I didn't find Jubilee's leash today, even though we went back to the very spot where I thought I might have laid it down.

"In our area the leaves of the trees and bushes unfold in May and a homogenous dark green canopy has formed by mid-June. At this time the leaves of skunk cabbage begin to decay. They don't dry up and fall onto the ground to become part of the leaf litter that is slowly decomposed by fungi over the next year. Skunk cabbage has its own characteristic way of decaying. The leaves get small holes in them, begin to hang down, and parts turn black and somewhat slimy. Essentially the leaves dissolve. This dissolution occurs rapidly, so that already by the end of July or early August the leaves are gone. You only find a few remnants of the bases of the leaf stalks. What dominated the appearance of the wetland in May has disappeared in August. 

As strange as this way of decomposing at first seems, after studying the plant more intensively you begin to see how it fits with other characteristics. While growing, a plant is in its most fluid state. It then forms hard fibers, which, in biochemical terms, is a process of condensation and drying out. When the plant dies even more water is lost, and decay of the woody fibers sets in. Skunk cabbage stays in the watery phase; its substances don't condense and dry out. Therefore the dying leaves appear to evaporate, since they are mostly water, and almost no dry matter is left on the ground to decay. Skunk cabbage unfolds rapidly and disappears rapidly".

Wednesday, May 18, 2011

This morning after the rain

 Dogwood is slowly but surely disappearing.  This may be the last of them.
The umbrella plants have a bloom now on the underside of their leaves...
I somehow lost Jubilee's leash while taking these photos, and will have to buy another one.  But she is going to the groomer's today to get spruced up for her trip to NY this weekend, so I'll get one while I'm there.

John's bird photo

Found this photo on my camera, no doubt one of the bird's that John has identified.  I'll update the post when I find out what it is. 

Sunday, May 15, 2011

my purple shoes

John took this picture.  That's Jubilee's stash on the shelf.

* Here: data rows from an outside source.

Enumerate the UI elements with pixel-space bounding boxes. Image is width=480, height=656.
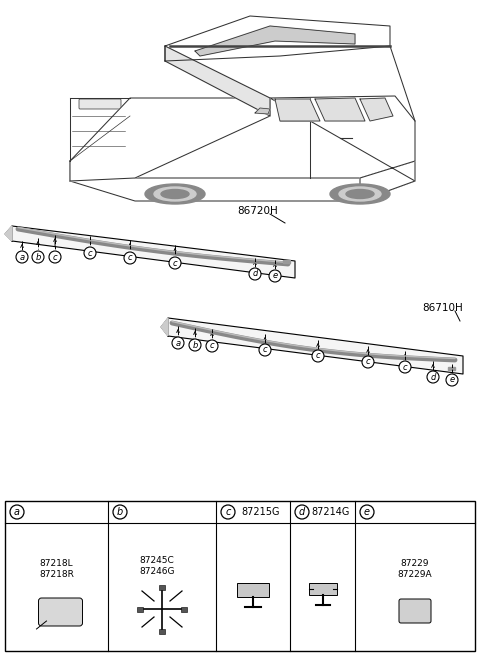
Circle shape [249,268,261,280]
Polygon shape [270,96,415,201]
Text: c: c [88,249,92,258]
Circle shape [446,374,458,386]
Polygon shape [283,260,290,263]
Text: e: e [364,507,370,517]
Text: b: b [192,340,198,350]
Text: c: c [366,358,370,367]
Circle shape [32,251,44,263]
Circle shape [295,505,309,519]
Polygon shape [165,46,270,116]
Circle shape [427,371,439,383]
Bar [5,501,475,651]
Polygon shape [275,99,320,121]
Polygon shape [70,98,270,181]
Circle shape [113,505,127,519]
Text: c: c [403,363,408,371]
FancyBboxPatch shape [38,598,83,626]
Circle shape [221,505,235,519]
Circle shape [124,252,136,264]
Text: 87229
87229A: 87229 87229A [398,559,432,579]
FancyBboxPatch shape [79,99,121,109]
Text: c: c [316,352,320,361]
Text: 87215G: 87215G [242,507,280,517]
Circle shape [169,257,181,269]
Circle shape [269,270,281,282]
Text: a: a [14,507,20,517]
Polygon shape [448,367,455,370]
Ellipse shape [145,184,205,204]
Polygon shape [255,108,270,114]
Text: b: b [36,253,41,262]
Polygon shape [360,98,393,121]
Text: 86720H: 86720H [238,206,278,216]
Text: b: b [117,507,123,517]
Circle shape [172,337,184,349]
FancyBboxPatch shape [237,583,269,597]
Polygon shape [12,226,295,278]
Text: c: c [128,253,132,262]
Ellipse shape [346,190,374,199]
Polygon shape [165,16,390,61]
Ellipse shape [161,190,189,199]
Circle shape [84,247,96,259]
Ellipse shape [330,184,390,204]
Text: a: a [19,253,24,262]
Polygon shape [70,161,415,201]
Text: c: c [173,258,177,268]
Text: d: d [430,373,436,382]
Circle shape [49,251,61,263]
Ellipse shape [154,187,196,201]
Circle shape [362,356,374,368]
Text: d: d [252,270,258,279]
Text: e: e [273,272,277,281]
Circle shape [189,339,201,351]
Circle shape [312,350,324,362]
Text: 87218L
87218R: 87218L 87218R [39,559,74,579]
Polygon shape [161,318,168,336]
Text: c: c [53,253,57,262]
Text: e: e [449,375,455,384]
Text: c: c [263,346,267,354]
Ellipse shape [339,187,381,201]
Bar [137,607,143,612]
Bar [159,585,165,590]
Bar [181,607,187,612]
Polygon shape [195,26,355,56]
Circle shape [399,361,411,373]
Circle shape [360,505,374,519]
Circle shape [16,251,28,263]
Circle shape [10,505,24,519]
Circle shape [206,340,218,352]
FancyBboxPatch shape [399,599,431,623]
Text: d: d [299,507,305,517]
Bar [159,629,165,634]
Text: a: a [175,338,180,348]
Polygon shape [168,318,463,374]
Text: 87245C
87246G: 87245C 87246G [139,556,175,577]
FancyBboxPatch shape [309,583,336,595]
Polygon shape [315,98,365,121]
Text: c: c [210,342,214,350]
Text: 87214G: 87214G [312,507,350,517]
Polygon shape [5,226,12,241]
Text: 86710H: 86710H [422,303,463,313]
Circle shape [259,344,271,356]
Text: c: c [225,507,231,517]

Presque Isle (almost an island)

We really should have known better.  It was raining here and the forecast didn't look good, but we thought we could handle a little rain so we headed north to see what Presque Isle was all about.

Presque Isle is a little peninsula that arches into Lake Eric just off of the city of Erie PA, making a safe little harbor there.  Presque Isle actually means "almost an island".  There are lots of trails there, beaches, a 1950's style amusement park with wooden roller coaster, bike paths, a protected environmental area.

But, alas, it was raining so hard when we got there that we could barely get out of the car.  When I opened the window to view the beach the water blew straight into the car.  And the temperature dropped about 15-20 degrees, so it was quite cold. 

I guess that's what they call the "lake effect".

We did find a covered place for a picnic.  No rush on the tables today.
We will have to go back.  I would like to see Presque Isle during winter when they say that Lake Eric freezes.

Friday, May 13, 2011

the loveliness of everything

Here are some miscellaneous photos that I got last week.

More of the bud-blooms that are developing into a complex of leaves on the tree branches. 
 Here is the umbrella plant that seems to be an all over ground cover for the forest floor.
 Some lovely little blue flowers.  Forget me nots?
 A little cluster of white flowers at the end of a tree branch ...
 And dandelions everywhere ...


This is how green things have become over at Knob Hill Park (and everywhere else too).

 The forest floor is covered with the skunk cabbage and the plants that look like umbrellas.